The one she pulled from her oven was of the Italian cream variety, which she has donated to various groups and sold at auctions. It was also her late husband’s favorite and therefore not always the easiest to make.
She decided to enter the one she baked Monday in the Hardin County Community Fair. That was entry day, though — with a 4 p.m. deadline.
With 15 minutes left, Ogden walked into the exhibit hall holding the cake with cream cheese frosting. And it won.
Ogden’s cake wasn’t the only best-of-show winner with a blue-ribbon story.
Near the dessert display hangs a quilt honoring this area’s most famous son.
The Lincoln Sampler, created by the Elizabethtown-based Stitchers Quilt Guild, not only won at the county fair, but it also was picked as a semifinalist in the American Quilter’s Society’s international contest next month in Nashville.

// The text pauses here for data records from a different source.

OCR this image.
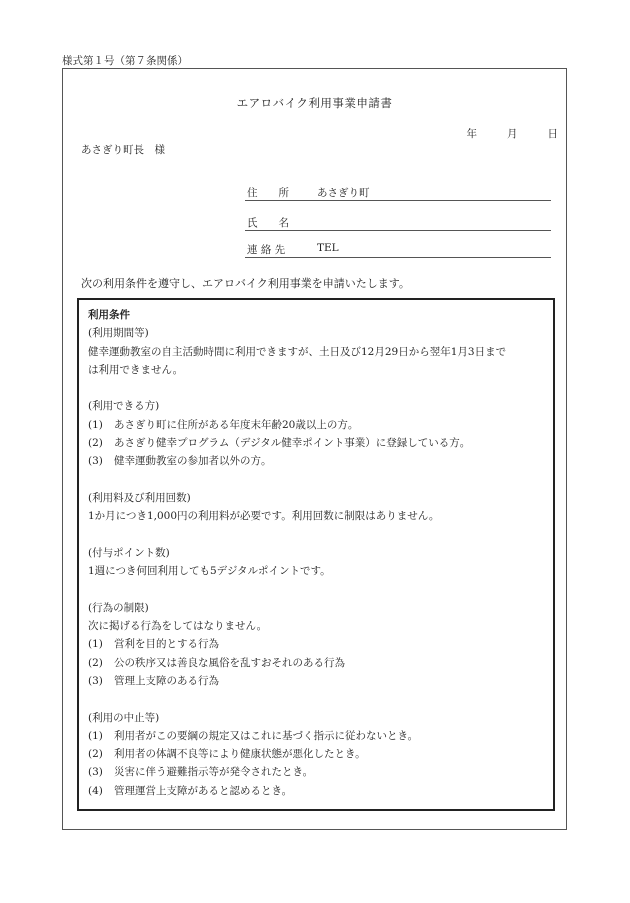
様式第１号（第７条関係）
エアロバイク利用事業申請書
年	月	日
あさぎり町長　様
住　　所	あさぎり町
氏　　名
連 絡 先	TEL
次の利用条件を遵守し、エアロバイク利用事業を申請いたします。
利用条件
(利用期間等)
健幸運動教室の自主活動時間に利用できますが、土日及び12月29日から翌年1月3日まで
は利用できません。
(利用できる方)
(1)	あさぎり町に住所がある年度末年齢20歳以上の方。
(2)	あさぎり健幸プログラム（デジタル健幸ポイント事業）に登録している方。
(3)	健幸運動教室の参加者以外の方。
(利用料及び利用回数)
1か月につき1,000円の利用料が必要です。利用回数に制限はありません。
(付与ポイント数)
1週につき何回利用しても5デジタルポイントです。
(行為の制限)
次に掲げる行為をしてはなりません。
(1)	営利を目的とする行為
(2)	公の秩序又は善良な風俗を乱すおそれのある行為
(3)	管理上支障のある行為
(利用の中止等)
(1)	利用者がこの要綱の規定又はこれに基づく指示に従わないとき。
(2)	利用者の体調不良等により健康状態が悪化したとき。
(3)	災害に伴う避難指示等が発令されたとき。
(4)	管理運営上支障があると認めるとき。
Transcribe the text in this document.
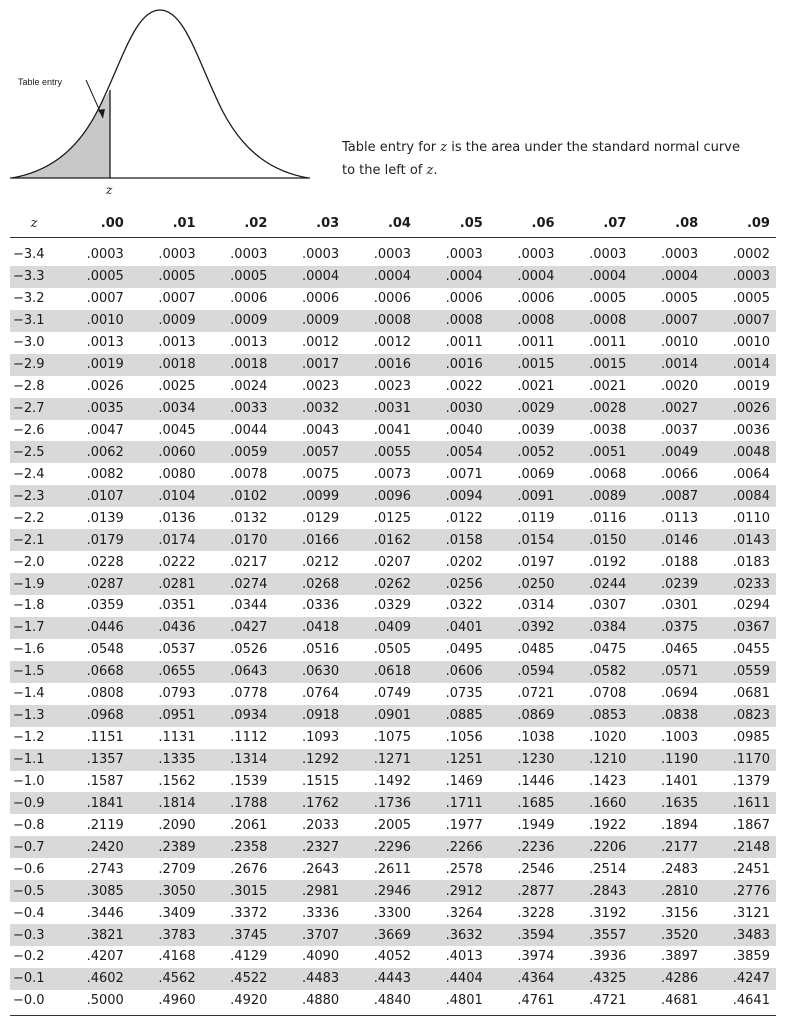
Table entry
z
Table entry for z is the area under the standard normal curve
to the left of z.
z	.00	.01	.02	.03	.04	.05	.06	.07	.08	.09
−3.4	.0003	.0003	.0003	.0003	.0003	.0003	.0003	.0003	.0003	.0002
−3.3	.0005	.0005	.0005	.0004	.0004	.0004	.0004	.0004	.0004	.0003
−3.2	.0007	.0007	.0006	.0006	.0006	.0006	.0006	.0005	.0005	.0005
−3.1	.0010	.0009	.0009	.0009	.0008	.0008	.0008	.0008	.0007	.0007
−3.0	.0013	.0013	.0013	.0012	.0012	.0011	.0011	.0011	.0010	.0010
−2.9	.0019	.0018	.0018	.0017	.0016	.0016	.0015	.0015	.0014	.0014
−2.8	.0026	.0025	.0024	.0023	.0023	.0022	.0021	.0021	.0020	.0019
−2.7	.0035	.0034	.0033	.0032	.0031	.0030	.0029	.0028	.0027	.0026
−2.6	.0047	.0045	.0044	.0043	.0041	.0040	.0039	.0038	.0037	.0036
−2.5	.0062	.0060	.0059	.0057	.0055	.0054	.0052	.0051	.0049	.0048
−2.4	.0082	.0080	.0078	.0075	.0073	.0071	.0069	.0068	.0066	.0064
−2.3	.0107	.0104	.0102	.0099	.0096	.0094	.0091	.0089	.0087	.0084
−2.2	.0139	.0136	.0132	.0129	.0125	.0122	.0119	.0116	.0113	.0110
−2.1	.0179	.0174	.0170	.0166	.0162	.0158	.0154	.0150	.0146	.0143
−2.0	.0228	.0222	.0217	.0212	.0207	.0202	.0197	.0192	.0188	.0183
−1.9	.0287	.0281	.0274	.0268	.0262	.0256	.0250	.0244	.0239	.0233
−1.8	.0359	.0351	.0344	.0336	.0329	.0322	.0314	.0307	.0301	.0294
−1.7	.0446	.0436	.0427	.0418	.0409	.0401	.0392	.0384	.0375	.0367
−1.6	.0548	.0537	.0526	.0516	.0505	.0495	.0485	.0475	.0465	.0455
−1.5	.0668	.0655	.0643	.0630	.0618	.0606	.0594	.0582	.0571	.0559
−1.4	.0808	.0793	.0778	.0764	.0749	.0735	.0721	.0708	.0694	.0681
−1.3	.0968	.0951	.0934	.0918	.0901	.0885	.0869	.0853	.0838	.0823
−1.2	.1151	.1131	.1112	.1093	.1075	.1056	.1038	.1020	.1003	.0985
−1.1	.1357	.1335	.1314	.1292	.1271	.1251	.1230	.1210	.1190	.1170
−1.0	.1587	.1562	.1539	.1515	.1492	.1469	.1446	.1423	.1401	.1379
−0.9	.1841	.1814	.1788	.1762	.1736	.1711	.1685	.1660	.1635	.1611
−0.8	.2119	.2090	.2061	.2033	.2005	.1977	.1949	.1922	.1894	.1867
−0.7	.2420	.2389	.2358	.2327	.2296	.2266	.2236	.2206	.2177	.2148
−0.6	.2743	.2709	.2676	.2643	.2611	.2578	.2546	.2514	.2483	.2451
−0.5	.3085	.3050	.3015	.2981	.2946	.2912	.2877	.2843	.2810	.2776
−0.4	.3446	.3409	.3372	.3336	.3300	.3264	.3228	.3192	.3156	.3121
−0.3	.3821	.3783	.3745	.3707	.3669	.3632	.3594	.3557	.3520	.3483
−0.2	.4207	.4168	.4129	.4090	.4052	.4013	.3974	.3936	.3897	.3859
−0.1	.4602	.4562	.4522	.4483	.4443	.4404	.4364	.4325	.4286	.4247
−0.0	.5000	.4960	.4920	.4880	.4840	.4801	.4761	.4721	.4681	.4641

The collaborative project started when the Hardin County Public Library requested a quilt for its Abraham Lincoln exhibit with one specification — it needed to include the quote: “I was born Feb. 12, 1809, in Hardin County, Kentucky.”
Lincoln’s family lived on two farms near Hodgenville, in what was then Hardin County but is now present-day LaRue County.
The Stitchers, who studied up on Abe, began the quilt in January. All 60 members were involved, president Brenda Edwards said. “We loved doing it.”
Highlighting events from Lincoln’s life, the quilt includes a log cabin, a boundary oak image from his birthplace home and his silhouette, which, Edwards pointed out, people are likely to remember from their school days when they made Presidents Day cut outs.
It also includes embroidered quotations — such as the one the library requested — that replicate Lincoln’s handwriting.
“This quilt needed to have a message,” Edwards said.
A duplicate hangs in a bicentennial birthday exhibit at the Elizabethtown library.
And it will be part of a two-year traveling Lincoln exhibit, sponsored by the American Quilter’s Society.
Besides the quilt, other best-of-show winners this year included a frilly baby dress, a Ball jar of bright peaches, an Oriental lily and an oversized head of cabbage grown from a starter cup that a plant company had passed out to a local student.
Exhibits will be on display at the fairgrounds through Saturday.
“We have some really talented people in the county,” said Martha Thomas, president of Hardin County Homemakers.
Entries in general, though, were down this year.
While there were more culinary entrants (they received free gift baskets), there were fewer in categories such as garden and fruit. Early rains delayed planting.
Plus: “People don’t want to spend $4 worth of gas to get a $2 ribbon,” Thomas said.